Parnasizmin Temsilcileri

  • Gautier
  • Lisle
  • Prudhomme
  • J. Maria de Heredia

Türk edebiyatında parnasizmin temsilcileri:

     Parnasizm Türk edebiyatına Servetifünun döneminde girer. İlk izleri Cenap Şahabettin’de olsa da bu akımın en belirgin etkileri Tevfik Fikret’te görülür. Kimi yönleriyle Yahya Kemal de bu akımdan izler taşır.

SEMBOLİZM

     19.yüzyılın sonlarında Fransa’da parnasizme tepki olarak ortaya çıkmıştır. Bu akım, 20. yüzyıl edebiyatını önemli ölçüde etkilemiştir. Sembolizm, geleneksel Fransız şiirini hem teknik hem de tema açısından belirleyen kat kurallara bir tepki olarak doğar.

  • Sembolizmde dış dünyayı sembollerle anlatmak esastır. Sembolist şairler, semboller aracılığıyla dış çevrenin insan üzerindeki etkilerini ve izlenimlerini anlatmışlardır.
  • Sembolistler, şiirde müzik unsuruna önem verirler, hatta müziği şiirin amacı hâline getirirler.
  • Şiir, düşüncelere değil, duygulara seslenmelidir çünkü şiir bir şey anlatmak için yazılmaz.
  • Şiirde anlam kapalılığı olmalıdır, buna göre şiirden herkes kendine göre bir yorum çıkarmalıdır.
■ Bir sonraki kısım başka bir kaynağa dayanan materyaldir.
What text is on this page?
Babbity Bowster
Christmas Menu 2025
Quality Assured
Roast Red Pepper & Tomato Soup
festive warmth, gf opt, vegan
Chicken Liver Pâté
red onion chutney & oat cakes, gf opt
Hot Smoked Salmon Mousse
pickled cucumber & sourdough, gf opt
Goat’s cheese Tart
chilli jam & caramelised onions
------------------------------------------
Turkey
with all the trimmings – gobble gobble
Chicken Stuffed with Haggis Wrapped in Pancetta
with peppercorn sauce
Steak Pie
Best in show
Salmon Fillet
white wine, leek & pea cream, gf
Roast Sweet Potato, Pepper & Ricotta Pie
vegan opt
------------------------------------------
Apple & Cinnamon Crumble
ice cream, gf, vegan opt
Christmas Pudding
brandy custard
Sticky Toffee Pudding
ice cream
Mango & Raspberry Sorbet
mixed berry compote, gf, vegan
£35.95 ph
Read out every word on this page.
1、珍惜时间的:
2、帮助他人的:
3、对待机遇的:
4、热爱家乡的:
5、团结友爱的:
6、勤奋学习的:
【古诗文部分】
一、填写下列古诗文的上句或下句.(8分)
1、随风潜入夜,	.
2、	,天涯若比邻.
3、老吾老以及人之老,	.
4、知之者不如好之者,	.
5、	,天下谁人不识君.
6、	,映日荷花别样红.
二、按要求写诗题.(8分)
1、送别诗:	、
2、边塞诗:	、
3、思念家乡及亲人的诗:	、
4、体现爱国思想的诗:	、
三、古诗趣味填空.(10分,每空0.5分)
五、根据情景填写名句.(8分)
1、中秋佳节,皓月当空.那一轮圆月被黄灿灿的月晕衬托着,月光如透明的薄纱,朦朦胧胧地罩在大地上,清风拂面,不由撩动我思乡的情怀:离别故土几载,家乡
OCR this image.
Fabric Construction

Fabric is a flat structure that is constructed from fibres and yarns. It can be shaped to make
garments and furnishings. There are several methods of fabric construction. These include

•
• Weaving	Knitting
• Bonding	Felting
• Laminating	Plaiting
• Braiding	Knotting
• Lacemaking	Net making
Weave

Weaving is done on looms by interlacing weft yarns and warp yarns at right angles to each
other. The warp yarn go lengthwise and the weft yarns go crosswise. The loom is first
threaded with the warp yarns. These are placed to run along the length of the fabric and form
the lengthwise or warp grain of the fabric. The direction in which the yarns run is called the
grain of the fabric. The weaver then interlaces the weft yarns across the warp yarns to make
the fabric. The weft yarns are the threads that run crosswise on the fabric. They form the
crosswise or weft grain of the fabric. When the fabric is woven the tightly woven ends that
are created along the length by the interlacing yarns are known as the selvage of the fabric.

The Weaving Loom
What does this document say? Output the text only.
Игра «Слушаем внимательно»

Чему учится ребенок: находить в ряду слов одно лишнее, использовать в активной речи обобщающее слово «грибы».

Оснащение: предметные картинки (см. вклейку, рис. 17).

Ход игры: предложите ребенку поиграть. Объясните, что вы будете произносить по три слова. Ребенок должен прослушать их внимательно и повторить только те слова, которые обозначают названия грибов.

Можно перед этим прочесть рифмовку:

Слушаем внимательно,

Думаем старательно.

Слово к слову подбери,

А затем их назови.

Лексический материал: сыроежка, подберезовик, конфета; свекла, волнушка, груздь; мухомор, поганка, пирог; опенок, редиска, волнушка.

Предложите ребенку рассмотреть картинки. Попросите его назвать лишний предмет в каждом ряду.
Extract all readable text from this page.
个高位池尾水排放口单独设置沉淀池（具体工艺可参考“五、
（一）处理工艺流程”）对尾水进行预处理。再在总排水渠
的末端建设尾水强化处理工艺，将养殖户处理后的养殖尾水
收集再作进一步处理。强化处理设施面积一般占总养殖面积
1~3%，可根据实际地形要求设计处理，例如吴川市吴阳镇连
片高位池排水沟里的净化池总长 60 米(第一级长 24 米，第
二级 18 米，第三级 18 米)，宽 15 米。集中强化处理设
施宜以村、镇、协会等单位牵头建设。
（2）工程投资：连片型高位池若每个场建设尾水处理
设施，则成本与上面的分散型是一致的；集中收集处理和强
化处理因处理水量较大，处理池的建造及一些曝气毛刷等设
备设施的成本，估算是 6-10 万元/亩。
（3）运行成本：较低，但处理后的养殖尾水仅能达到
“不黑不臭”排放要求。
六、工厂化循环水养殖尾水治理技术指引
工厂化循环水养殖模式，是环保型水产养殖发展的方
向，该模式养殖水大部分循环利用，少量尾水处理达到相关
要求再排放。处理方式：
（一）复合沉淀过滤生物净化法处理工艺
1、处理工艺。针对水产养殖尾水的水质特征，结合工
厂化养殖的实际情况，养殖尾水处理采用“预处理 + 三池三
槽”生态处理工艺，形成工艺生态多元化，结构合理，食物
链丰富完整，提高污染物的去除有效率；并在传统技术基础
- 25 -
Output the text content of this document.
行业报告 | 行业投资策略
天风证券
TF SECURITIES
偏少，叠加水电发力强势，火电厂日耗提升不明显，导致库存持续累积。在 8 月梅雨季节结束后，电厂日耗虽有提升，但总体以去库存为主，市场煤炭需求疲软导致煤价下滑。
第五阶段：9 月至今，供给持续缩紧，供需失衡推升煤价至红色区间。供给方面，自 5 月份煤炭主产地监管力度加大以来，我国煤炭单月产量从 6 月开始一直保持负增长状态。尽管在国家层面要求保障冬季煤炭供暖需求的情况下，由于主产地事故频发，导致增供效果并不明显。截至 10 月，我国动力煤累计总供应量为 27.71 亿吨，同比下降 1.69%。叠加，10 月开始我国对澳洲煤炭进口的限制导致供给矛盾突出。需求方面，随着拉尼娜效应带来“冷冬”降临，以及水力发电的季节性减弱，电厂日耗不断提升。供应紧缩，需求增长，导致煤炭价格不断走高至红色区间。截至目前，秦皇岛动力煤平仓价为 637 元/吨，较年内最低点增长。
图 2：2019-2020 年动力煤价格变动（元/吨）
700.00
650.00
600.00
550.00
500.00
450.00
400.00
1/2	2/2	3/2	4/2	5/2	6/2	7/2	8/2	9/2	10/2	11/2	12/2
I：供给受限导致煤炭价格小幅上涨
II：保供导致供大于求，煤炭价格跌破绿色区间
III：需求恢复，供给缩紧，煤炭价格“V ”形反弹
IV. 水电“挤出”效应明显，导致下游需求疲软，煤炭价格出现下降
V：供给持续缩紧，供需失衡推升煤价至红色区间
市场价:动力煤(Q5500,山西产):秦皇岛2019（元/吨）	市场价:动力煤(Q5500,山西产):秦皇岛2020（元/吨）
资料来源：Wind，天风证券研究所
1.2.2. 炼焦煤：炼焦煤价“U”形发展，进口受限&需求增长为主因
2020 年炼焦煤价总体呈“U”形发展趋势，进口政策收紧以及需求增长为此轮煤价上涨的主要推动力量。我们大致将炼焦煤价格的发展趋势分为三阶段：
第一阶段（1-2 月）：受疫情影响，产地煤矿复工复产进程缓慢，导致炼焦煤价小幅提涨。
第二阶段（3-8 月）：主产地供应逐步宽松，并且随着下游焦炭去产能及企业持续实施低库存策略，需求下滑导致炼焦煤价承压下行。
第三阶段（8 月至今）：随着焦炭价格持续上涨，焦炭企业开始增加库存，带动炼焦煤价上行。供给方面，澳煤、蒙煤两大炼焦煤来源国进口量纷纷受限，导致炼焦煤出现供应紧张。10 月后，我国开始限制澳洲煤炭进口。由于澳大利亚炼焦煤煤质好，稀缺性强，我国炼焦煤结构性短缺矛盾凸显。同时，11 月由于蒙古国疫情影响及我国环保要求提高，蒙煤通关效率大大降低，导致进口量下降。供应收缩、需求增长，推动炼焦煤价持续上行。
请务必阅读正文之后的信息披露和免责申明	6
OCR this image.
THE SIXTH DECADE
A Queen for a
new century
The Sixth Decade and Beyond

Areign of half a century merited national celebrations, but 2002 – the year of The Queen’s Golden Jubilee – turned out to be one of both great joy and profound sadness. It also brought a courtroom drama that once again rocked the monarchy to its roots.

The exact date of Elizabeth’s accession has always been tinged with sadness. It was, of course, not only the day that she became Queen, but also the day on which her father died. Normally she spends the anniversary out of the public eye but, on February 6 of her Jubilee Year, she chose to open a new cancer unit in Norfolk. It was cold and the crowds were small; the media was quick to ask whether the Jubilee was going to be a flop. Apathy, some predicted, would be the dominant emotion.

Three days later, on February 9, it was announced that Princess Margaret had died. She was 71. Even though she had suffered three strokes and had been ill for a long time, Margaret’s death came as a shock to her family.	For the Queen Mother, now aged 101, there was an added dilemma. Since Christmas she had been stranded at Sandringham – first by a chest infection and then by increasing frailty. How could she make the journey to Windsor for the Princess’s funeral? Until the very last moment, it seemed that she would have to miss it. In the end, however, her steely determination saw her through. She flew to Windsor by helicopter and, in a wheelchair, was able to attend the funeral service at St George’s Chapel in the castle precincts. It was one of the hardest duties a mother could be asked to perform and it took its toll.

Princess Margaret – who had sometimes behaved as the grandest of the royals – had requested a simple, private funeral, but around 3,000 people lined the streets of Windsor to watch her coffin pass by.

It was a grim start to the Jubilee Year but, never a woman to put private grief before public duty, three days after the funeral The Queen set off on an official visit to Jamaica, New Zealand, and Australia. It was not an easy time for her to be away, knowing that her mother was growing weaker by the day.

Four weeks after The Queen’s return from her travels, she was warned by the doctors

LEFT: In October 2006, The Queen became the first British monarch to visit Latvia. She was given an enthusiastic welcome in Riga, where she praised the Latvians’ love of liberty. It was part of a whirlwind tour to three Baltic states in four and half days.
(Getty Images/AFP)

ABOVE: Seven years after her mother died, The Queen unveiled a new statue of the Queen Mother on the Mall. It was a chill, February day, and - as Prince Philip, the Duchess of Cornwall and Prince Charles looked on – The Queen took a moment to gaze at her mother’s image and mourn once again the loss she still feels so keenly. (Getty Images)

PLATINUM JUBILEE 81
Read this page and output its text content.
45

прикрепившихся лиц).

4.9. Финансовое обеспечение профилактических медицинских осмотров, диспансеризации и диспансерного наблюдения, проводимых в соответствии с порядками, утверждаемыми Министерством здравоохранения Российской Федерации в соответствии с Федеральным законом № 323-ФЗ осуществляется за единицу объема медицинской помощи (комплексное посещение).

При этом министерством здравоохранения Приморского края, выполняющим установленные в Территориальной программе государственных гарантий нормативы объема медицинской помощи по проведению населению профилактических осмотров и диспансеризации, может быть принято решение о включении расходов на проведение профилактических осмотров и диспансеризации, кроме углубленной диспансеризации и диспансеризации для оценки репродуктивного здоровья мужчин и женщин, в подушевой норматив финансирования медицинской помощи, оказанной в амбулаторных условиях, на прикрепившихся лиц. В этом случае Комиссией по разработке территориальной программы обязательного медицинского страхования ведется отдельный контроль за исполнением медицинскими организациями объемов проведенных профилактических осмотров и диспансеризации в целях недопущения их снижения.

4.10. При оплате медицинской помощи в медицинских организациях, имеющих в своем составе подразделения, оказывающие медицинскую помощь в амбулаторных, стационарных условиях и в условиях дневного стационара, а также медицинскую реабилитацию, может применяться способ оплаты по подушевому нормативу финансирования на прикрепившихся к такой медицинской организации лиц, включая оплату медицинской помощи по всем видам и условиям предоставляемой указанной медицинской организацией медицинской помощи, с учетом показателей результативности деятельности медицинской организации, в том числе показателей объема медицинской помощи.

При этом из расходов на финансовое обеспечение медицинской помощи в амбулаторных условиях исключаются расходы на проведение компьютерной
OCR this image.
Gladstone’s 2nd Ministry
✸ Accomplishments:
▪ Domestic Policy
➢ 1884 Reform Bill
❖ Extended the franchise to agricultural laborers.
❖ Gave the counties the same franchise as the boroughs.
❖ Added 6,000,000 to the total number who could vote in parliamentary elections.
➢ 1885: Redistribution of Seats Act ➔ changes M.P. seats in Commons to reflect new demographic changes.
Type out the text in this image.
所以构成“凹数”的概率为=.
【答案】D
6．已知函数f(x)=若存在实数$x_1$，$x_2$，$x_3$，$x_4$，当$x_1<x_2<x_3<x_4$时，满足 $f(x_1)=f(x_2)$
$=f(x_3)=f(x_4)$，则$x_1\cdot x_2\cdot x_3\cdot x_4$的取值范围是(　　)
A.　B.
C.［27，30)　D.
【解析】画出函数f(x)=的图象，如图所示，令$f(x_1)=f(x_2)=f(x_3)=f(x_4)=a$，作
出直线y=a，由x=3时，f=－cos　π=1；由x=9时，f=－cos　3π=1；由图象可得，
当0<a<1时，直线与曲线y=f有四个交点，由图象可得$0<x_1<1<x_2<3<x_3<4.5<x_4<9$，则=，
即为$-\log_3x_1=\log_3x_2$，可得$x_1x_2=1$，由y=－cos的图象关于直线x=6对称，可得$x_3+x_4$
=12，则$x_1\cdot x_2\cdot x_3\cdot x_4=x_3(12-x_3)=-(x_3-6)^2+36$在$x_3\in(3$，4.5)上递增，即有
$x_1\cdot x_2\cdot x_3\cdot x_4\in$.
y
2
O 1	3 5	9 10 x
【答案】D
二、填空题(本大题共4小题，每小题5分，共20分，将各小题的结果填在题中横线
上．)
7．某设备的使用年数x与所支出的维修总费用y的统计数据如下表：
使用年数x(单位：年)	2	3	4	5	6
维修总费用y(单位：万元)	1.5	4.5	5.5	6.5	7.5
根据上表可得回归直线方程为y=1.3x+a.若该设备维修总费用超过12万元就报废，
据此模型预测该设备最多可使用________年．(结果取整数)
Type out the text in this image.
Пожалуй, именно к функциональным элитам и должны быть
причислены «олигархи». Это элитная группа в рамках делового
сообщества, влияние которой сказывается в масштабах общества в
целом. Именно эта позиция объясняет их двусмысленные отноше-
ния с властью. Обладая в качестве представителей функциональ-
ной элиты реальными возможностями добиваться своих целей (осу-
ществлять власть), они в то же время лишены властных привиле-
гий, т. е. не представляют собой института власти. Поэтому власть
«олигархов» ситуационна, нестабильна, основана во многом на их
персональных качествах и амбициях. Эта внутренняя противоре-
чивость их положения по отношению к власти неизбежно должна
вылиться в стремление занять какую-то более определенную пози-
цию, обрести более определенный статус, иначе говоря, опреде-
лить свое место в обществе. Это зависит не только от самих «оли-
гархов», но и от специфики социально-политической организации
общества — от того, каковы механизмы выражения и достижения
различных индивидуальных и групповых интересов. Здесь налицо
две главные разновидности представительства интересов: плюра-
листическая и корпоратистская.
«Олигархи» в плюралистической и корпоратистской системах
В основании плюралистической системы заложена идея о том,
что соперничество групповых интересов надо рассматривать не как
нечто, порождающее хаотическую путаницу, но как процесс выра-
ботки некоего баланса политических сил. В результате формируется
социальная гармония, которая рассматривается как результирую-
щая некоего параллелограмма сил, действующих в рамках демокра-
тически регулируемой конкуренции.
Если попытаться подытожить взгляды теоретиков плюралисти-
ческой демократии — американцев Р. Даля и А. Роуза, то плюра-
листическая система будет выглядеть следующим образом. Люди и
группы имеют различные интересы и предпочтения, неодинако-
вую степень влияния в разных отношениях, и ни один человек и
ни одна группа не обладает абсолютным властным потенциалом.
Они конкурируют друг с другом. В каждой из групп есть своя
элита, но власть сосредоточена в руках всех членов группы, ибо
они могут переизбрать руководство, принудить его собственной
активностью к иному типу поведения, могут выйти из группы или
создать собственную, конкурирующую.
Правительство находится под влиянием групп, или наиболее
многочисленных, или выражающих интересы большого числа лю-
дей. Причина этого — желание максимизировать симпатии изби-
Anlam kapalılığı amaçlandığından söz sanatlarına sıkça başvurulur.
  • Gerçeklerden kaçma, hayale sığınma, çirkinlikleri hayal yardımıyla güzelleştirme, bunlara bağlı olarak ortaya çıkan karamsarlık, sembolizmin en belirgin özelliklerindendir.
  • Sembolistler daha çok serbest nazım türleriyle şiir yazmışlardır.
  • Şiir, anlaşılmak için değil hissedilmek içindir.
  • Şiirde musiki her şeyden önce musiki ilkesini savundular.
  • “Sanat, sanat içindir.” Anlayışını benimsemişlerdir.

Sembolizmin Temsilcileri

  • Baudelaire
  • Rimbaud
  • Mallarme
  • Paul Valéry
  • Verlaine
  • Edgar Allen Poe

Türk edebiyatında sembolizmin temsilcileri:

Bu akımın ilk uygulayıcısı Cenap Şahabettin’dir. Ancak bu akımın en başarılı örneklerini Ahmet Haşim vermiştir.

c.Fecriati Edebiyatı (1909-1912)

     1901’de Servetifünun dergisi kapatılmış ve edebiyat dünyasında bir boşluk oluşmuştu. Bir grup genç sanatçı, bu boşluğu doldurmak için bir araya geldi. Bu topluluğun adının ne olacağı konusunda birçok isim ortaya atılmış bunlardan Faik Ali’nin teklif ettiği Fecriati (geleceğin ışığı) ismi kabul edilmiş ve Faik Ali başkan seçilmiştir.

     Bu bildiride yeni görüşün hangi prensiplere sahip olduğu ve çizilmiş bir hedefe benzer hususlar yoktur. Edebi bir görüşün belirtilmesinden çok, genç edebiyatçıların birlikte hareket edecekleri ve topluca çalışıp yazacakları açıklanmıştır. Önemli bir prensip ortaya koyamayan ve Servet-i Fünuncular kadar etkili bir ekol olamayan Fecri Ati topluluğunun daha sonraları ortaya çıkan gaye ve prensibi şöyle özetlenebilir: “Sanat, şahsi ve muhteremdir.”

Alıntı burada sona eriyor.